Mais je suis une femme dans un corps de femme. J'ai encore beaucoup de mal à concilier ces différentes parties qui se voient et se sentent si différemment. Mais je commence à être beaucoup plus tolérante. Ma garde robe comporte des habits que chacune de mes parties aime, certains habits masculins, certains habits féminins. Par le passé, il m'est arrivé d'y faire du tri et de jeter tout ce qui ne me correspondait pas me demandant pourquoi j'avais ce genre de fringues et comment elles étaient arrivées là... Je ne le fais plus. Nous avons à présent conscience des besoins et goût différents qui cohabitent en moi et l'acceptons beaucoup plus. Car nous comprenons la nécessité et le rôle que chacun et chacune joue dans notre système de parties dissociatives.
Dans le TDI, on peut "se sentir..."beaucoup de choses différentes mais tout le challenge est là ! Il nous faut faire grandir nos parties dissociatives, faire accepter nos ressentis, notre vécu, nos souffrances jusqu'à nous accepter et ne plus nous voir comme un enfant maltraité mais un adulte conscient de son histoire, fort car y ayant survécu. Et nous devons parvenir à réunir en un tout cohérent et conscient notre pensée, notre identité. Accepter notre corps, l'apprivoiser, lui pardonner, en prendre soin et se sentir bien dedans...
Je pense que chaque être humain a une part d'enfant en lui, d'adolescent en lui, une part féminine en lui et une part masculine également... Et nous devons tous faire un travail intérieur pour nous accepter tel que nous sommes, accepter notre histoires, reconnaître nos forces mais aussi nos faiblesses... C'est le chemin de toute une vie... C'est pour cela que je n'aime pas lorsqu'on met les gens dans des boites, des stéréotypes. Personne n'est une seule chose. L'être humain est tellement riche, complexe, pluriel !

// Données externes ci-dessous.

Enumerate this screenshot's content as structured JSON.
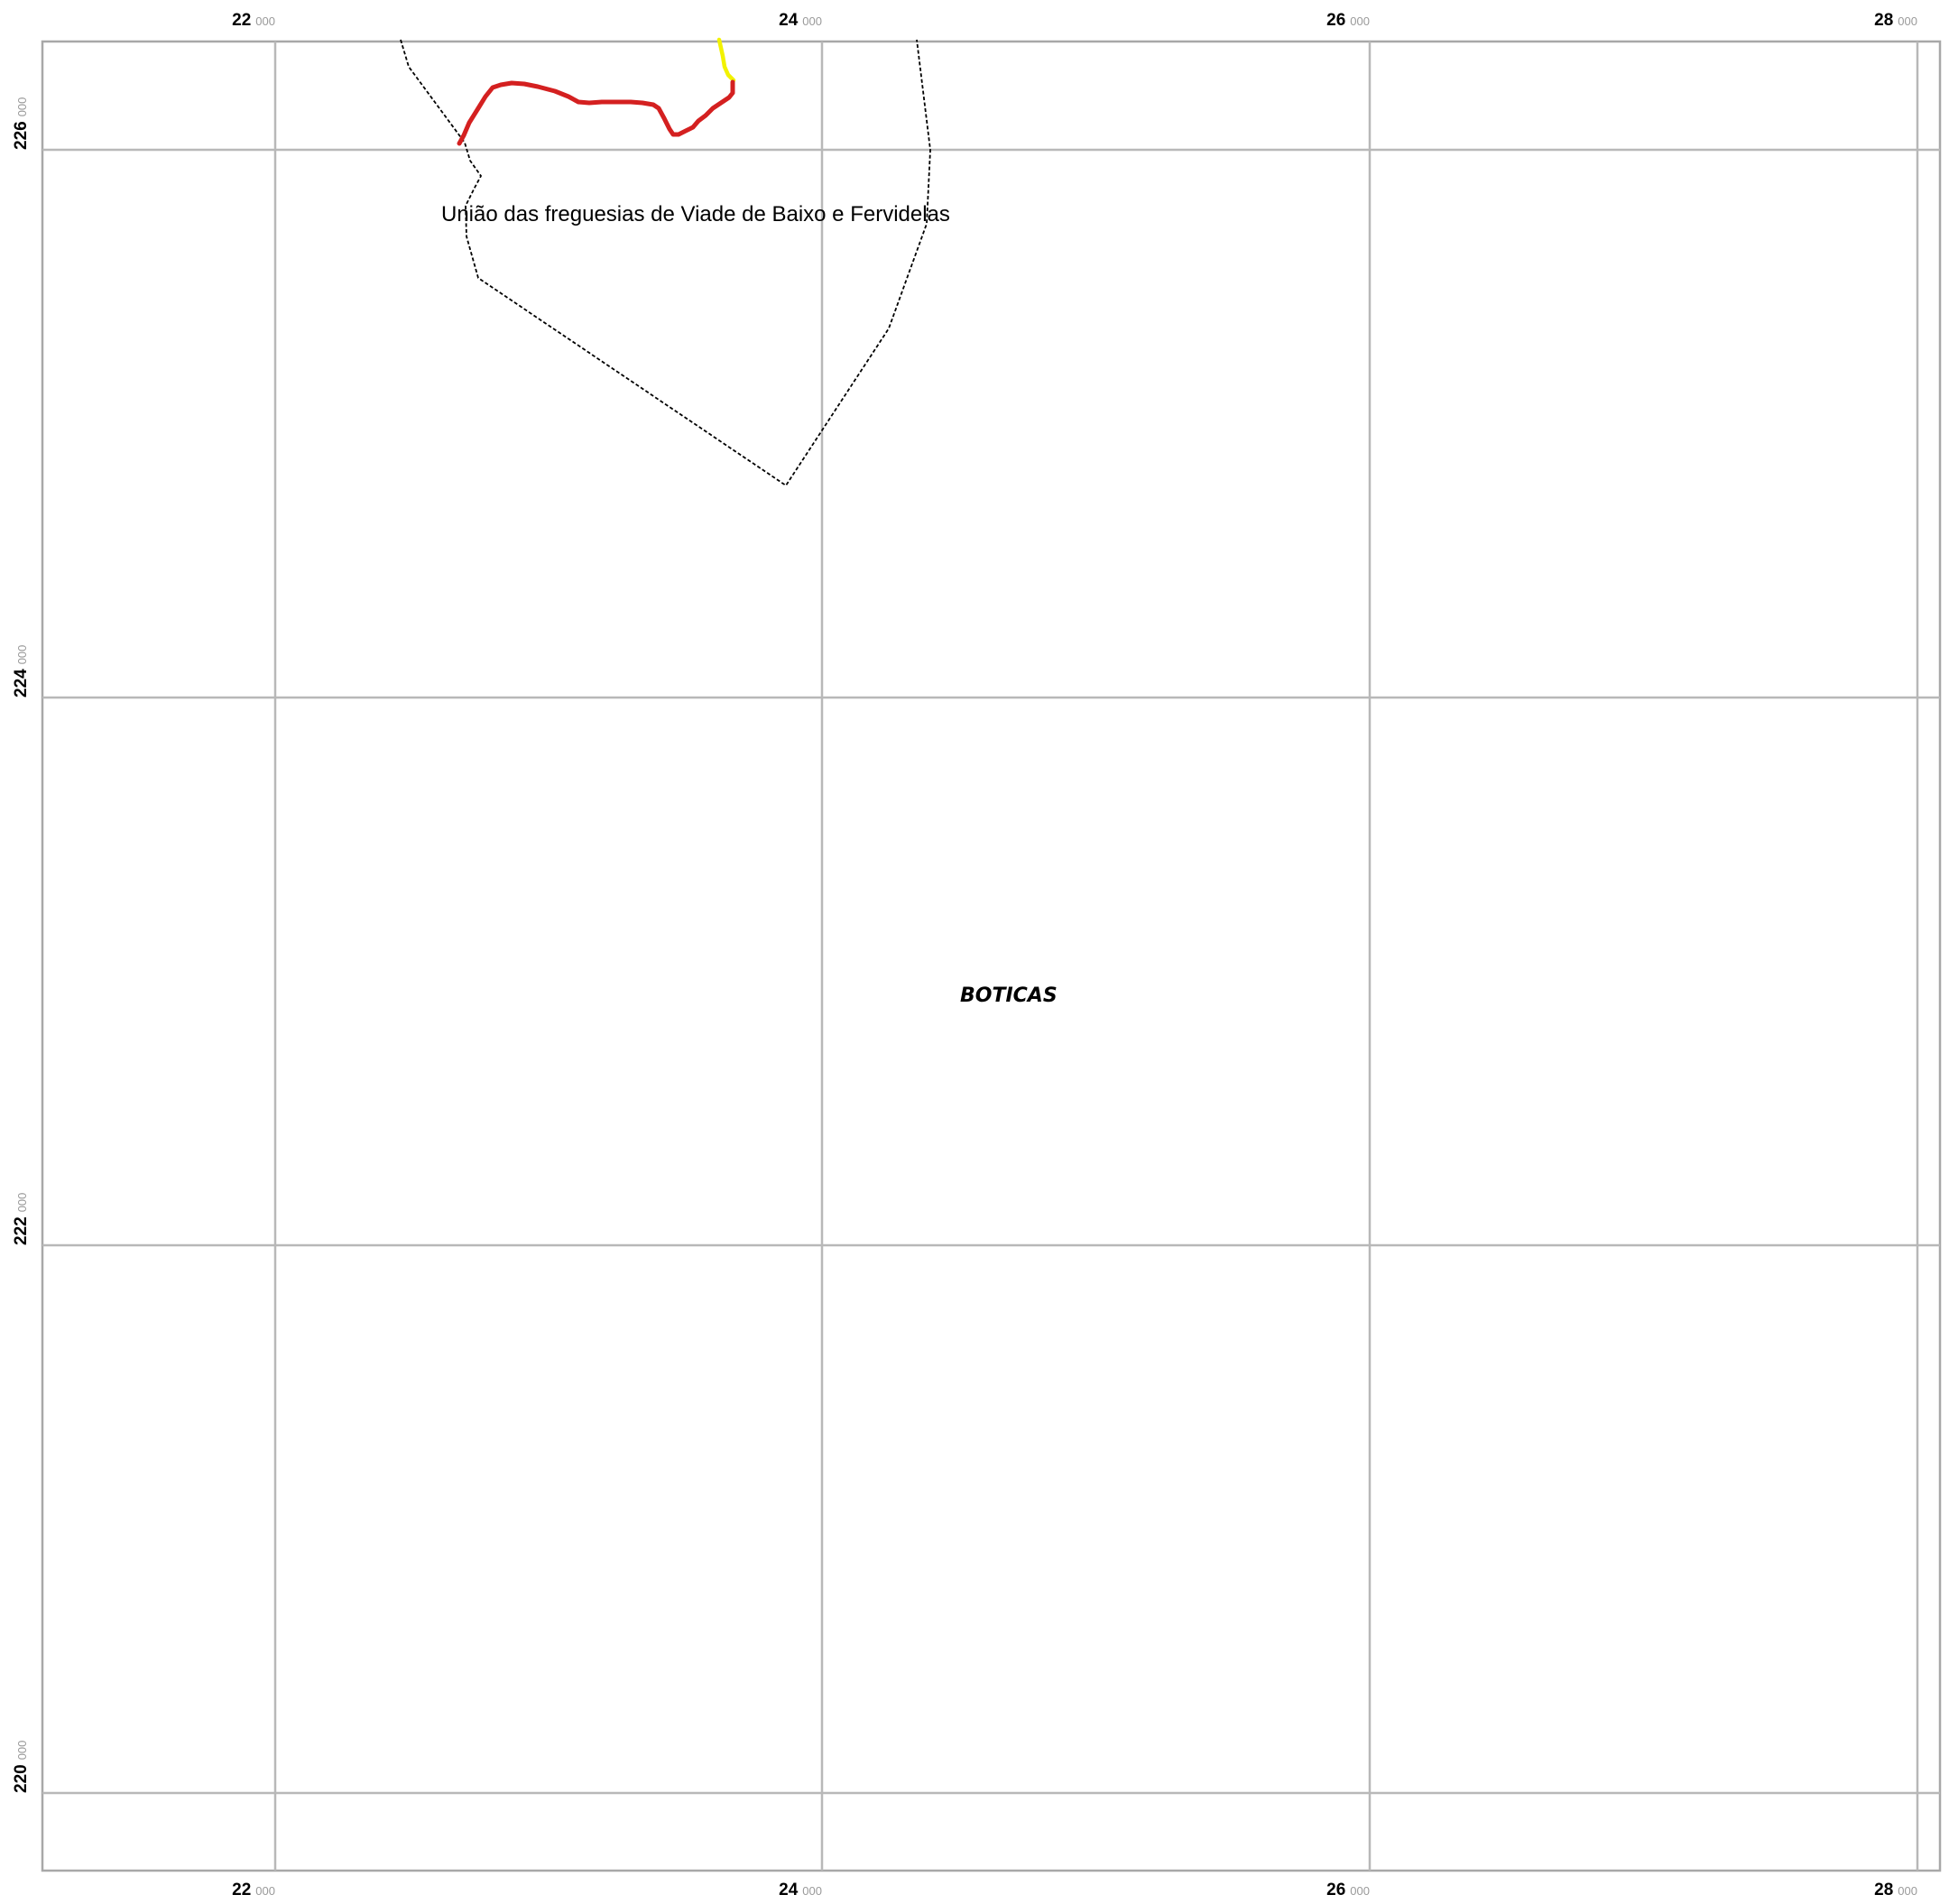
{
  "map": {
    "labels": {
      "parish": "União das freguesias de Viade de Baixo e Fervidelas",
      "municipality": "BOTICAS"
    },
    "grid": {
      "x_ticks": [
        {
          "major": "22",
          "minor": "000"
        },
        {
          "major": "24",
          "minor": "000"
        },
        {
          "major": "26",
          "minor": "000"
        },
        {
          "major": "28",
          "minor": "000"
        }
      ],
      "y_ticks": [
        {
          "major": "226",
          "minor": "000"
        },
        {
          "major": "224",
          "minor": "000"
        },
        {
          "major": "222",
          "minor": "000"
        },
        {
          "major": "220",
          "minor": "000"
        }
      ]
    },
    "colors": {
      "grid": "#b8b8b8",
      "frame": "#a8a8a8",
      "boundary": "#000000",
      "route_red": "#d42020",
      "route_yellow": "#f2f200"
    }
  }
}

Réfléchir sur soi, se comprendre, se connaître est primordial pour tout être humain à mon sens ! Pourquoi on pense ce qu'on pense ? Pourquoi on ressent ce qu'on ressent ? Faire cet apprentissage à analyser sa pensée permet d'être un meilleur être humain selon moi et de mieux s'accepter pour trouver le chemin, l'identité qui nous convient et dans laquelle nous nous épanouissons. Et il n'y a là rien de mauvais ou de malsain.
Et lorsqu'on a un trouble dissociatif de l'identité comme moi, ce travail est nécessaire, passer de "je me sens uniquement ainsi, le reste n'est pas moi" à un "je suis global, pluriel et complexe", s'autoriser à être plusieurs choses, plusieurs façons d'être.